Al sundial we also know it in English as sun dial. It works very simply: it reveals the time according to the shadow cast by a gnomon on a surface indicating the position of the sun. The first people to use sundials were the Africans, although our current division of time into 24 hours a day dates back to ancient Egypt. As early as the 1st century, the essential elements for making a sundial were studied: geographical latitude and the obliquity of the ecliptic. After this brief historical overview, it is late. What time is it?
You will need:
- A wooden base.
- A wooden triangle.
- Paints and brush.
- Strong glue.
Making a sundial is very simple, although it requires some time to keep track of the hours. Even if we have not written it down, it is obviously the last element we will need for our time meter: SUNLIGHT!
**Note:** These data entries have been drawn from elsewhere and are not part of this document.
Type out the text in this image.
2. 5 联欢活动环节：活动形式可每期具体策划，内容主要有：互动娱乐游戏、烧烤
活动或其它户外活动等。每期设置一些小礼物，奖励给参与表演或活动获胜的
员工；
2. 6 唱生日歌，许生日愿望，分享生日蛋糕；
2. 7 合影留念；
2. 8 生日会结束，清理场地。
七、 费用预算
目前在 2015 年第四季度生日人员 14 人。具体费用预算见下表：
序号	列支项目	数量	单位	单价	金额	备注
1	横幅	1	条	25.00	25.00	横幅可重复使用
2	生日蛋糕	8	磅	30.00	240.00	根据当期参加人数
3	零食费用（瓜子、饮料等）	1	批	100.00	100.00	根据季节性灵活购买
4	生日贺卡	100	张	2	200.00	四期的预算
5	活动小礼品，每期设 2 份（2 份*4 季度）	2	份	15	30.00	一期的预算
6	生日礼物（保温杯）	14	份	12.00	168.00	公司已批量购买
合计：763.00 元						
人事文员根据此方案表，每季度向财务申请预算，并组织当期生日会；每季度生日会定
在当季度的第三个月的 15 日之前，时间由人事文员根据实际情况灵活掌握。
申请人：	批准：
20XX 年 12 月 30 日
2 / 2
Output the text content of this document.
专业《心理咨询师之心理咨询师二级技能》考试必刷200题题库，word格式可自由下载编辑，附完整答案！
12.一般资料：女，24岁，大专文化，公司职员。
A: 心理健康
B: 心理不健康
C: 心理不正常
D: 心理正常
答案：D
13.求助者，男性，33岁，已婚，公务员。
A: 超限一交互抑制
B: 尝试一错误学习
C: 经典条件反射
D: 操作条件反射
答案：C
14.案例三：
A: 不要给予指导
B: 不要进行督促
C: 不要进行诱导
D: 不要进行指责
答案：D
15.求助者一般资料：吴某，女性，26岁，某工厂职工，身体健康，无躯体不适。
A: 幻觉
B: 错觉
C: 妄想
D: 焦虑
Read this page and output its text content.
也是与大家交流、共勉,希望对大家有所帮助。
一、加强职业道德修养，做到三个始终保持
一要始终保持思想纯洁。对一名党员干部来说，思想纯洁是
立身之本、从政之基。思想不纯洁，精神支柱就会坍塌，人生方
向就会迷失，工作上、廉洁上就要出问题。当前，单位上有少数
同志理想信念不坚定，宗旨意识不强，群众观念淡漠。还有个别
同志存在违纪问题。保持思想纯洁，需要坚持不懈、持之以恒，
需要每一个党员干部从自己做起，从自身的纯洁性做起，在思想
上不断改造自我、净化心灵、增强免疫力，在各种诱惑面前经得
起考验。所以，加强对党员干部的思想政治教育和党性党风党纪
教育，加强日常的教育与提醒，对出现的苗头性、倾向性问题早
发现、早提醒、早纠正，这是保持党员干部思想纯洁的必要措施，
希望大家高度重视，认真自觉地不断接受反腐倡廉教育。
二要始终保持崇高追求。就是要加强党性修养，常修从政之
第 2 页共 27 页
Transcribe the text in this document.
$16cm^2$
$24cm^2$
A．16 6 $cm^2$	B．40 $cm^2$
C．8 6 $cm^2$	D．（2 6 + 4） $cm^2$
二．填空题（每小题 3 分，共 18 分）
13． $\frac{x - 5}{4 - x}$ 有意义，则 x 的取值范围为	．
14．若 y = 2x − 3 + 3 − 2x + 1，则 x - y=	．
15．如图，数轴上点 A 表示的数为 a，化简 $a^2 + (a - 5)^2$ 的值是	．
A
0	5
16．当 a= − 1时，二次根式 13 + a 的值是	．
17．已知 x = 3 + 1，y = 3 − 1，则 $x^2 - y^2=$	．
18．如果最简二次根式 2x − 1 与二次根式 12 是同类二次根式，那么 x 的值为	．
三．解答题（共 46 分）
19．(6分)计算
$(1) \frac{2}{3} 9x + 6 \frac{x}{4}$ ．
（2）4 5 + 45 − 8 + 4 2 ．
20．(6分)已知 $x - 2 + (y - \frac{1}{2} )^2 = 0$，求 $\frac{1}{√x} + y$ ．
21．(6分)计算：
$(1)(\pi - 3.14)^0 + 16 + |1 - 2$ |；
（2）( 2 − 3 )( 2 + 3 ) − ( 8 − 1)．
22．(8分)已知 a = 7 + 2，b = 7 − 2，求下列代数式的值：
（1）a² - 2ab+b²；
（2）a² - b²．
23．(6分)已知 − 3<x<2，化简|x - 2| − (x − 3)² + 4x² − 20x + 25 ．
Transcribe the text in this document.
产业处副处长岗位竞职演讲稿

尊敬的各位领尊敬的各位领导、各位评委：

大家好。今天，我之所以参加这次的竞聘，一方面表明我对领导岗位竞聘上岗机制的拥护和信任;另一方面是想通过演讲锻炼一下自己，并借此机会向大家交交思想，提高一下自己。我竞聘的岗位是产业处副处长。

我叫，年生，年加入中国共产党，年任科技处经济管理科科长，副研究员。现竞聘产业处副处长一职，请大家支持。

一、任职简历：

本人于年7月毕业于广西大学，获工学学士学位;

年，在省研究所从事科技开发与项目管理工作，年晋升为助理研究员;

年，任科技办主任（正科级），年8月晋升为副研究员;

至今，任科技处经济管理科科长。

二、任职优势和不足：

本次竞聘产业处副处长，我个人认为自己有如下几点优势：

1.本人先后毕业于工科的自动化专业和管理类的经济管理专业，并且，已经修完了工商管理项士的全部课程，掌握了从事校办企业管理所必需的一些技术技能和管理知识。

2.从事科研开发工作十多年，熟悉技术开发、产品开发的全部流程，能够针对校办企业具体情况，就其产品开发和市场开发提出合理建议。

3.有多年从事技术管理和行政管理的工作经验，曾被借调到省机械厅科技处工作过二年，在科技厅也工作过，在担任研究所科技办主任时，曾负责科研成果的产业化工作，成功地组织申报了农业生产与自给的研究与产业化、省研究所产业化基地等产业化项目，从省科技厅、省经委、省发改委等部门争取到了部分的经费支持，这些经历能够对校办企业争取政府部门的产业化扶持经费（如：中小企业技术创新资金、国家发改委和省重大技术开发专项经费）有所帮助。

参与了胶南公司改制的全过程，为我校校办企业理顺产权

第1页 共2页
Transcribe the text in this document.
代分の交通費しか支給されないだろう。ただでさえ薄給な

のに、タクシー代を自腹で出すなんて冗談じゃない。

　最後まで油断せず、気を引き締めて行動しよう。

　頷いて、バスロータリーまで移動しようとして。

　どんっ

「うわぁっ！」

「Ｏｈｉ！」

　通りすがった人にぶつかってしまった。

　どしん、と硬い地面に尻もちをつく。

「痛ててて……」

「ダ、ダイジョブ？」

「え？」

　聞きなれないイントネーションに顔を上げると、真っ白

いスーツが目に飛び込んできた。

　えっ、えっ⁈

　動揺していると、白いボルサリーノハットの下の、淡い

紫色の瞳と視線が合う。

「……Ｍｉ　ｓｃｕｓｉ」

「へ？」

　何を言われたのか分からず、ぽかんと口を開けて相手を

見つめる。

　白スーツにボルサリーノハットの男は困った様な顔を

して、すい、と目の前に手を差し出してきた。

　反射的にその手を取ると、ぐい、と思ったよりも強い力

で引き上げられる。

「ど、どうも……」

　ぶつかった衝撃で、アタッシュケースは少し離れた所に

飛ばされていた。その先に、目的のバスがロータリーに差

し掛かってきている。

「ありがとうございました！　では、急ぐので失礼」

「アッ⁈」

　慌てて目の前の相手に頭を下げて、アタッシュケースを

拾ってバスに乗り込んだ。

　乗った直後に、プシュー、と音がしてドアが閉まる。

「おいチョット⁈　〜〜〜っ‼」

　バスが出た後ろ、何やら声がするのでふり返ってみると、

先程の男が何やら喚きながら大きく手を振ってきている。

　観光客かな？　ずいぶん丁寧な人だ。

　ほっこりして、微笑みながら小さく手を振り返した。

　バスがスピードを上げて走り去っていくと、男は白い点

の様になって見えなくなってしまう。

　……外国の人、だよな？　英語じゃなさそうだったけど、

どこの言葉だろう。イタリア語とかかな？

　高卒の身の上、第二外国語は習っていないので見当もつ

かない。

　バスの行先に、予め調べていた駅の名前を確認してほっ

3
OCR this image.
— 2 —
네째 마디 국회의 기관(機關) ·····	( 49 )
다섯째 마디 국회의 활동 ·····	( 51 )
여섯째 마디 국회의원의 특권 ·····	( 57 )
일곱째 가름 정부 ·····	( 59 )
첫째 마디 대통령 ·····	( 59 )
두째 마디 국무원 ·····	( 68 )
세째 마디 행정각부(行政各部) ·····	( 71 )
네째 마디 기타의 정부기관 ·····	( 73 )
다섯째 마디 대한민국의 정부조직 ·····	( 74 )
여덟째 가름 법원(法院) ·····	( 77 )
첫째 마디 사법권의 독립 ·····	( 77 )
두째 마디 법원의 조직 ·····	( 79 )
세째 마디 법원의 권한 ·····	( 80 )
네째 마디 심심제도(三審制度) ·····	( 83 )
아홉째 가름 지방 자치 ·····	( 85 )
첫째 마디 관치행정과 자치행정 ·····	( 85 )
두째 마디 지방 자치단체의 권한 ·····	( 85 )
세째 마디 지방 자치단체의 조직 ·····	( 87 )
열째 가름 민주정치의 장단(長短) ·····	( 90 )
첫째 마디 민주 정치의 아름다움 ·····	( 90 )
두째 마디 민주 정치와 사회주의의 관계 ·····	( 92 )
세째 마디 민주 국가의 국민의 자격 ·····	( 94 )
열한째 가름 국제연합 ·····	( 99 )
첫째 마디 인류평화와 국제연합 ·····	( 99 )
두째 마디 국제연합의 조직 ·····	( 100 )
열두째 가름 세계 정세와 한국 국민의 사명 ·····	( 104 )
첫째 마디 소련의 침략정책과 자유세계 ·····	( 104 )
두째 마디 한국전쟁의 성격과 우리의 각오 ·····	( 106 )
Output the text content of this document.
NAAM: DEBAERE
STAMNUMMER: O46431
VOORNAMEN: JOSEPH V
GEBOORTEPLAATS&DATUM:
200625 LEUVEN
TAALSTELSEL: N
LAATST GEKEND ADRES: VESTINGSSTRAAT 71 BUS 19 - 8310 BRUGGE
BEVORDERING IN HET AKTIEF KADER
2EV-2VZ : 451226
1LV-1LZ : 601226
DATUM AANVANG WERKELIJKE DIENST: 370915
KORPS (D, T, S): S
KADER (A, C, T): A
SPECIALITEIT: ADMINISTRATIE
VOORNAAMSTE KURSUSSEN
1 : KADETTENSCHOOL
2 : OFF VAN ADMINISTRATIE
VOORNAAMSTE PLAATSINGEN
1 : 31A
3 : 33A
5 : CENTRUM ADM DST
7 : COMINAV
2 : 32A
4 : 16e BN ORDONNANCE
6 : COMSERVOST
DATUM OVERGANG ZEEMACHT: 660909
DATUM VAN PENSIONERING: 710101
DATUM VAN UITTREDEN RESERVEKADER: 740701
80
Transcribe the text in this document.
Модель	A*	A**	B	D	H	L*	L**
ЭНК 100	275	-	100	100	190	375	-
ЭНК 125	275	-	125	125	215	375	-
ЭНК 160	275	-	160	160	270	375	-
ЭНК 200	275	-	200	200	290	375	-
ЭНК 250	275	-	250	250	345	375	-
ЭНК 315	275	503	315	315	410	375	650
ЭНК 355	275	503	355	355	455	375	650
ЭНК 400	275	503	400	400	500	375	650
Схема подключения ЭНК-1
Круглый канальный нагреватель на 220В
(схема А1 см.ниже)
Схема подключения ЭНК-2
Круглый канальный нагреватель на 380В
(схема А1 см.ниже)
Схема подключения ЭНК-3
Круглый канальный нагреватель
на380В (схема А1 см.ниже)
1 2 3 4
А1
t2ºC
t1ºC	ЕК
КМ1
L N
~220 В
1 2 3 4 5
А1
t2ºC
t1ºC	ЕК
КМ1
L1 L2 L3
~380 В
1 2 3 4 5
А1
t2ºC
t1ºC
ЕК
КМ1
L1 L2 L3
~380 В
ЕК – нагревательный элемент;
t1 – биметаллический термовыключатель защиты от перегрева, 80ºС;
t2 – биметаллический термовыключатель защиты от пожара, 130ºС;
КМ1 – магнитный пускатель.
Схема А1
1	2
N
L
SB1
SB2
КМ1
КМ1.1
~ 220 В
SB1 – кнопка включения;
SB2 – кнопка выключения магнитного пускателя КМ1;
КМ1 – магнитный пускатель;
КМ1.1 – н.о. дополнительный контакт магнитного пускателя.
First of all, we decorate the wood if we want to: simple drawings or coloured geometric motifs. Then we glue the "needle" (the triangular wood) vertically on the base and let it dry so that it holds well.
Now it's time to write down the times. Choose well the place where you will make the marks, because the sundial should always remain in the same place, "anchored" in that spot. Once its definitive location has been chosen, we will mark the hours at the limit of the projected shadow. We can mark all the daylight hours, although it is not necessary: two or three are enough. Then we can take the measurements between the hours marked and mark the rest.